Readers can decide for themselves.
 
Crispy said:
This is like alchemists of the 17th century arguing about what it's like to walk on the moon. We don't have the data and we don't have the conecptual framework to have a useful discussion. 50 + years down the line when we know much much more about how the brain works, then we might be able to decide whether modelling or simulating it has any use. But for now, we may as well be telling fairy tales.
I think that's not a bad analogy, but I'd say it's more like early 18th Century engineers discussing the 'abilty to do work' idea, which eventually was refined into the precise scientific notion of 'energy'.

Everyone seems to agree that consciousness is something to do with information and meaning; but we don't really have a clear idea of what information really is, what the idea really means.
 
So it gets back to the old "what is consciousness" and "can we create it" questions. These are tricky ones. I can see two angles here,

First, how about we say that ants aren't conscious (in anyway approaching what human consciousness is). Then ask can we replicate an ant's brain. We can't at the moment but I don't think it is because of any fundamental lack of understanding, there are just two many bits and it's not known exactly how they all connect.

Second, what is consciousness? I'm in the camp of consciousness being a bit of an illusion. Or to put it better, the sum total of feelings, experiences, memories, rather than a tangible state. So it would be easily (understatement) replicated by building a machine that had the same connections, sensory inputs, and outputs as a human. You just have to think about the amount of data a human recieves in one day; 15-odd hours of continous streaming HD 3D TV, high fidelity 24 hour sound, thousands of smells, tens of thousands of experiences of touch, constant proprioception, pain sensations, plus almost constant review and back-referencing to memories. And this is repeated 365 days a year, for 70-odd years. That's a lot of data that could produce some pretty complicated behaviour that could be described as conscious.

For example, look at a Roomba cleaning robot. I've always wanted one but I don't have one :( . It has some sensors on it (infra red I think) that allow it to avoid "virtual walls" transmitted by bits of kits to keep it within certain parts of the house. Now, if we didn't know that Roomba had these sensors, or didn't know how the sensors worked I would probably describe the robot as being conscious of where it is, of being able to detect areas it didn't want to be and taking action to avoid these areas.

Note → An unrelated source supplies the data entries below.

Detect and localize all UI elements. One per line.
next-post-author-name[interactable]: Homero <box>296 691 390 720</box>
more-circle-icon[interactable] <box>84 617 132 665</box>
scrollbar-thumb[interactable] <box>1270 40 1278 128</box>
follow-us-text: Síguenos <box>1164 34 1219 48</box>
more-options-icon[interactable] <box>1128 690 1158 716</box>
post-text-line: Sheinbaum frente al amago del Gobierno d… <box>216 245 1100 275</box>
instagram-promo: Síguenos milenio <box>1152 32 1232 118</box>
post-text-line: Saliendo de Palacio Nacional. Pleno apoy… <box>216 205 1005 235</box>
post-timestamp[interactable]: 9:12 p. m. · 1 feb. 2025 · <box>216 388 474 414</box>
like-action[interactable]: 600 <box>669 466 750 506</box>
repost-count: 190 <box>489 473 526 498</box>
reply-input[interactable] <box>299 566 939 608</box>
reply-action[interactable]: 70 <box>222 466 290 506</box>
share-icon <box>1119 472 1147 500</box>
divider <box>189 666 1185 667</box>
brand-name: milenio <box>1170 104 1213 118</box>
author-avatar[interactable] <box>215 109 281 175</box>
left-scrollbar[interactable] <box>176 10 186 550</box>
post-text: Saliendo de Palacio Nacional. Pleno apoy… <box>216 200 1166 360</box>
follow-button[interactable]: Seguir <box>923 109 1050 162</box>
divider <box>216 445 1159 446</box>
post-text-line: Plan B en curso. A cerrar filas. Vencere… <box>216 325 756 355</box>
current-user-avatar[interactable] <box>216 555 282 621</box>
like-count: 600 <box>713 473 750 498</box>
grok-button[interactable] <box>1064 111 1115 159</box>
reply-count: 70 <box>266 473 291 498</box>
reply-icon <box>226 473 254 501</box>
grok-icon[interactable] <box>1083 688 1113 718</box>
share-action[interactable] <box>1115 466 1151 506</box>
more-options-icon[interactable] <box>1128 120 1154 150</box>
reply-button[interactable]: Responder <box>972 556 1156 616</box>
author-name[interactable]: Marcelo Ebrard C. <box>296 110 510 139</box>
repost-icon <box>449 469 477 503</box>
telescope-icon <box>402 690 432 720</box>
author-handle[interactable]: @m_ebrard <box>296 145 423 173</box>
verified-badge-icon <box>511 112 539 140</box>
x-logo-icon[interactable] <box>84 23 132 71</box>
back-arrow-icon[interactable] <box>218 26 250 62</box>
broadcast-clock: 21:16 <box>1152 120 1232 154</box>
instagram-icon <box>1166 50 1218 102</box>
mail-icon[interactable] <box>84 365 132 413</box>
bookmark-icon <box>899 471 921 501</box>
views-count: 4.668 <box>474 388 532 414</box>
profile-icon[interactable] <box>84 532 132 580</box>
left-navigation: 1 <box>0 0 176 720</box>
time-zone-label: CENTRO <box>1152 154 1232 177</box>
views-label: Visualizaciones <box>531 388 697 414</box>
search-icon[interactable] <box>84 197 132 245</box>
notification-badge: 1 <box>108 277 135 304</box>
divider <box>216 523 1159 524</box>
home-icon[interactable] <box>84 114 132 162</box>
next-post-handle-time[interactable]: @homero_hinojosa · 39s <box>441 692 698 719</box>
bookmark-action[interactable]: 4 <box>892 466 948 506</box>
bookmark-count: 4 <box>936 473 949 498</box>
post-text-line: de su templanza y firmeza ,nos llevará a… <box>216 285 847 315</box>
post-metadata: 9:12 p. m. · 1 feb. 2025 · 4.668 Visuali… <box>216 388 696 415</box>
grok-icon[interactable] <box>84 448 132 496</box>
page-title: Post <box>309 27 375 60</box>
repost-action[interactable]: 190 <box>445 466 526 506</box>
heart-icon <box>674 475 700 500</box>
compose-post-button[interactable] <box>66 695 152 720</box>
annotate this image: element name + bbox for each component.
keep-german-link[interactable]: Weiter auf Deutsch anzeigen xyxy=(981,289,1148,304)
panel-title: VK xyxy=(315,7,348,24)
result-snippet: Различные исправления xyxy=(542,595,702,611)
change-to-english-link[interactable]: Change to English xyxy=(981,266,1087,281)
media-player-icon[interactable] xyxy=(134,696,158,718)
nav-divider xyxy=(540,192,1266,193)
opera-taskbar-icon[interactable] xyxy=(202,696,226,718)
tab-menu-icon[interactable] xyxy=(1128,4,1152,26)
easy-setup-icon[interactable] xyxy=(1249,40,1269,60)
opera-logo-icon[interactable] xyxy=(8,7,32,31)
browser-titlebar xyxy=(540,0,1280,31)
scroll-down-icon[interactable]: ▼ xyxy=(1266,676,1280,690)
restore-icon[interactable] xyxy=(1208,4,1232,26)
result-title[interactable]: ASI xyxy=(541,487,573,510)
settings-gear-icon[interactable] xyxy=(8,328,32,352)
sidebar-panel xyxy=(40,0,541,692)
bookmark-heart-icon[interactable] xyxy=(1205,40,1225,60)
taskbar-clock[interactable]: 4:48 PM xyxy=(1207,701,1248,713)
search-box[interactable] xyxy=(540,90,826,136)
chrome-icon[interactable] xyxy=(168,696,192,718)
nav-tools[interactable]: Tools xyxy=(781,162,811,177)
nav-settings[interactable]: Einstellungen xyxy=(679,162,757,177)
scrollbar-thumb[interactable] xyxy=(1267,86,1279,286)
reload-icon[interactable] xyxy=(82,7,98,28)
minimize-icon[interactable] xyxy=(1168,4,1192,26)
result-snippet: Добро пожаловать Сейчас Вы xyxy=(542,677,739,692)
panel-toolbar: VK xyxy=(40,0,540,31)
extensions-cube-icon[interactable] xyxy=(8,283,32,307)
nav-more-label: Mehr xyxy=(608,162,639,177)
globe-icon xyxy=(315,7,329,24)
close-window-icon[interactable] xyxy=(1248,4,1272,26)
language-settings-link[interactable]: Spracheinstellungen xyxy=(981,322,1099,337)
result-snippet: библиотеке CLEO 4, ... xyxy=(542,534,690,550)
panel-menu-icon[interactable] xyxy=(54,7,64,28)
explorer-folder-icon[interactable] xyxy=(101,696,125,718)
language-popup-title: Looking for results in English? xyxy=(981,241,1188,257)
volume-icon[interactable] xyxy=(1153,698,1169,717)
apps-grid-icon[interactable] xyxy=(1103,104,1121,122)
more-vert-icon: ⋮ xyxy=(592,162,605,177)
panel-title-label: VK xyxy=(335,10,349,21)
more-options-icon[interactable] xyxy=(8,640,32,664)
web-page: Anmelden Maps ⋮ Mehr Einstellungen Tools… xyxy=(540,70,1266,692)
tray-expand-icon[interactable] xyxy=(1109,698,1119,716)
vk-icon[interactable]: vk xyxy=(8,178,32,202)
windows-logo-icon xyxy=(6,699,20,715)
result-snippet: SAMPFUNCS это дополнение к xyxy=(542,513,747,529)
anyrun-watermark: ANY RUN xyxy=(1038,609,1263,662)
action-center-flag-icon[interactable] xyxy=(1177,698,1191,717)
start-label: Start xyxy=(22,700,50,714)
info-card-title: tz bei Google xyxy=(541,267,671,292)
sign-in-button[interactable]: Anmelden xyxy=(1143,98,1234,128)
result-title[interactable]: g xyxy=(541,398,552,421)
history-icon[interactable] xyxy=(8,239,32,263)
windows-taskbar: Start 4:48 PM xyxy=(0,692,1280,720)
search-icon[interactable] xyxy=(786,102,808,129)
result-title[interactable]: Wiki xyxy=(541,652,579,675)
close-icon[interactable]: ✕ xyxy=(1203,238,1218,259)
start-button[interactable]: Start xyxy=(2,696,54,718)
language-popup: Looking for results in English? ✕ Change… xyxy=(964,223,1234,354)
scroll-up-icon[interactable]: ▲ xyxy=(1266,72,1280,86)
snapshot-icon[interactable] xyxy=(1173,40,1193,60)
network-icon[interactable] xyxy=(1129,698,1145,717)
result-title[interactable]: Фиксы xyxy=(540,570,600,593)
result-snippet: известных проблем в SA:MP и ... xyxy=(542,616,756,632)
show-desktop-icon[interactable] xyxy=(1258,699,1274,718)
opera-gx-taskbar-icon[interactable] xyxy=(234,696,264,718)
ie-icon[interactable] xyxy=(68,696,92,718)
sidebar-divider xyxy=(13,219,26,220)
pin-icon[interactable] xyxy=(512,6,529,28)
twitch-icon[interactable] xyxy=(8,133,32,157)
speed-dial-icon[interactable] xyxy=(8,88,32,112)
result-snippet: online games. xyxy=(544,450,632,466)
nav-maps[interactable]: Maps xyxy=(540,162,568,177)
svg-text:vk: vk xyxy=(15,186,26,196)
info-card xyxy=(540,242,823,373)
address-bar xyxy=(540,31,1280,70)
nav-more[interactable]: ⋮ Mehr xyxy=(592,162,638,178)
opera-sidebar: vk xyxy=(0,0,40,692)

And about simulate/replicate. I'm taking a computer simulation not so much a simulation using a PC but a replication of the processing that occurs in the brain. Which would then be an exact copy of a human if you added all the human inputs and outputs. A way of thinking of this is if we replaced one neuron with an artificial neurone that had the same respones to inputs would a human stop being conscious? I don't think so. And what if we replaced 2 neurones like this? Which leads to the question, "How many neurones need to be replaced before a human stops being conscious?". And I think you could replace them all.
 
A colony of ants might be conscious, but there's no scientific way of testing it.

In fact there's no scientific way of testing whether anything's conscious or not,
so perhaps we should agree with Skinner and say that actually consciousness doesn't exist, it's just a human delusion.

In general I've been wondering if it would be more helpful to call it I-ness than consciousness, which is apparently very difficult to translate into a number of other languages.

I think Crispy's points that the brain is analogue, not digital, and possibly his point about the issue of time, that it needs to exist in resonance with a realtime environment are important.